According to the report on the country's economic review, China is progressing towards the desired economic soft landing. The anticipated soft landing is on account of macroeconomic control measures taken by the government aimed at slowing down the excessive investment growth in certain overheated sectors of the economy during the last 10 months.
Data compiled by the National Bureau of Statistics (NBS) indicates that during the first nine months of this year, excessive investment growth has been curtailed, while the economy grew 9.5% y/y. State Development and Reform CommissionÕs Director of Economic Operations, Wang Xiaoguang, said that growth rate of investment in fixed assets in urban areas decelerated to 30.3% during Jan-Aug from 53% growth witnessed in the first two months of the year. State Council's Deputy Director, Xie Fuzhan, said that the economic indicators point that the government's efforts to cool down economic growth have been effective, as it has resulted in stable growth.

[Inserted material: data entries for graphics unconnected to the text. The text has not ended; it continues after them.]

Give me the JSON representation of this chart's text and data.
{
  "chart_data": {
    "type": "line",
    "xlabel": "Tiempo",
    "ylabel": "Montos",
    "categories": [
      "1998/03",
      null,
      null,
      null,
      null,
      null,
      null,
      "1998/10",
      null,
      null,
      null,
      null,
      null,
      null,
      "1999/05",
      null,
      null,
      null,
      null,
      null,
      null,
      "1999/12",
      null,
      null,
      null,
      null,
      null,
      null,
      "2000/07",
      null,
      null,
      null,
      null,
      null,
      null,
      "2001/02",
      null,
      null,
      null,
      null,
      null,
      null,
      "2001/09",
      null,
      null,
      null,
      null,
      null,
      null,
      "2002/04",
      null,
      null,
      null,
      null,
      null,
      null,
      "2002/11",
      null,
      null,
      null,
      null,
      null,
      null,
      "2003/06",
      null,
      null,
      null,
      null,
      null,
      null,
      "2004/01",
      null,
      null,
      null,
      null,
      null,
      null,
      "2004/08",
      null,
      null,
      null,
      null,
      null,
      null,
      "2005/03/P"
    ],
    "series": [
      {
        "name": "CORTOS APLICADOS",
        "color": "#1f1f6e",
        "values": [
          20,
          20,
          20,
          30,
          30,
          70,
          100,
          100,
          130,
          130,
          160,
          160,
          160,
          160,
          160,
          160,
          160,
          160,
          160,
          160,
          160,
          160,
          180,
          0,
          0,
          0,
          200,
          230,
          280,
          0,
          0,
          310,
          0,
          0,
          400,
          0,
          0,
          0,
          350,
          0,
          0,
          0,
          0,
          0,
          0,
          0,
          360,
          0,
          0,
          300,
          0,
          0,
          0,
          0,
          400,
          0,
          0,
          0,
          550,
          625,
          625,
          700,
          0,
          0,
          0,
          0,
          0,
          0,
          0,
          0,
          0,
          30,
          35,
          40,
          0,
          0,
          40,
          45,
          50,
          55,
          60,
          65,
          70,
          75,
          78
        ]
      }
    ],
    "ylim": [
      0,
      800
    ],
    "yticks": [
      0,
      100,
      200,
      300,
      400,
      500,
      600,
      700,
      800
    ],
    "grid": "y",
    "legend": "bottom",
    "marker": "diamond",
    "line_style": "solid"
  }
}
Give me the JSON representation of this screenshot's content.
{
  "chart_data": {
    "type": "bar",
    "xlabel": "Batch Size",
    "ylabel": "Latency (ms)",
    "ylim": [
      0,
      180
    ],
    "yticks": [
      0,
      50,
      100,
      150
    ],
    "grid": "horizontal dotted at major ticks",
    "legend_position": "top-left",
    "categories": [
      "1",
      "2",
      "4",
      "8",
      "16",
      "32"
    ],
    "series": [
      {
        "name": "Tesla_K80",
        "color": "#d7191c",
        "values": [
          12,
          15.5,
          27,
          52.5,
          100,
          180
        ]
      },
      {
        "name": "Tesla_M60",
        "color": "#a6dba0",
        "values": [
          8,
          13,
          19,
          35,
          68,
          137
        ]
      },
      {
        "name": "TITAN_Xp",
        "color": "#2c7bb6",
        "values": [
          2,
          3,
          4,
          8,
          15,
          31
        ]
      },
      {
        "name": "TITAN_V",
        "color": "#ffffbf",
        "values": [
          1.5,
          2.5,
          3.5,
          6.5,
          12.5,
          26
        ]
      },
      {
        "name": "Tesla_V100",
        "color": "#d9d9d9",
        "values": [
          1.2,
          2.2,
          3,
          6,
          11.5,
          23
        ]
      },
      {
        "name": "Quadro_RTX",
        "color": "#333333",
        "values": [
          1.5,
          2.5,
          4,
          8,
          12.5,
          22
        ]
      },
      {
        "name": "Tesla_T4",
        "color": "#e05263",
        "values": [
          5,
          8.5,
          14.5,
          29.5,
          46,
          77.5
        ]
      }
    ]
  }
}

NBS Director Li Deshui said the China's economic growth has witnessed a slowdown while inflation remain in the manageable range of 4.1% for the first nine months of this year. Other economic indicators also show progress. The urban unemployment rate declined to 4.2% as at end September, while trade surplus stood at USD 3.9bn for the first nine months of this year. FDI during the same period stood at USD 48.7bn, while forex reserves stood at USD 514.5bn as at end September. The government accepted that there are certain issues, which need to be tackled. The fixed-asset investment still remains a cause for concern.
The central bank Governor Zhou Xiaochuan, said that China's macroeconomic controls have achieved good results, however inflationary and investment pressures do exist. With a view to achieve a balanced economic development, the macroeconomic control measures would continue, as emphasised by Premier Wen Jiabao.